The amount of algae in the lakes was generally high for these types of lakes but there were some individual differences from lake-to-lake.

“It was pleasing to see Te-Puna-a-Taka/Lake Clearwater decrease in algae biomass this summer but it’s too early to say if this is pause in decline or reversal of the degrading trend,” said Dr Davie.

“On the other hand, Ōtūroto/Lake Heron, is showing a continued increase in algae, and high numbers of the nuisance algae Ceratium, which is very good at outcompeting other algae for nutrients.”

Stream quality results

Department of Conservation technical advisor – freshwater Dr Tom Drinan said nitrogen concentrations in streams have increased significantly in the Ōtūwharekai catchment in the last ten years.

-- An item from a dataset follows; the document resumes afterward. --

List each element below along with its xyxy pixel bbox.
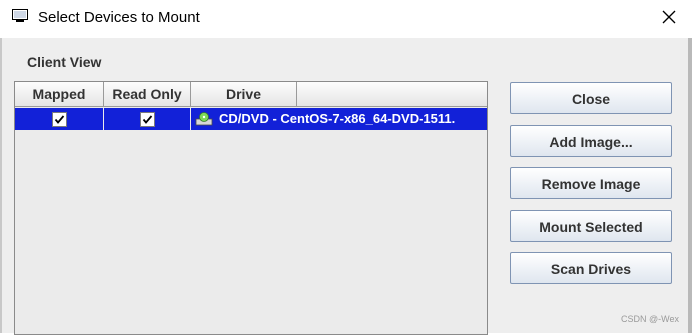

“Most sample sites have seen a two to three-fold increase in nitrogen concentrations, with current concentrations being very high for these high-country streams,” he said.

“For comparison, nitrogen concentrations at our reference site at Paddle Hill have remained consistently low during the same ten-year period. These worsening nitrogen concentrations continue to pose a risk to the ecological health of these streams and the lakes and rivers they flow into.

“Encouragingly, there has been some reduction in phosphorus concentrations over the same period at these sites.”

A more detailed summary of the key results for each Ōtūwharekai lakes, along with additional science investigations and key activities underway is available on the Ōtūwharekai Ashburton Lakes project page.

About the Ōtūwharekai Working Group

The Ōtūwharekai Working Group was established in 2019 to instigate collaborative and urgent action to halt and reverse the degradation of Ōtūwharekai ecology and values.

The Group is made up of Papatipu Rūnanga with connection to the area – Te Rūnanga o Arowhenua, Te Ngāi Tūāhuriri Rūnanga and Te Taumutu Rūnanga – as well as Te Rūnanga o Ngāi Tahu, Environment Canterbury, farmers in the area, Department of Conservation, Toitū Te Whenua LINZ, Ashburton District Council, Central South Island Fish & Game, the Ministry for the Environment and Ministry for Primary Industries.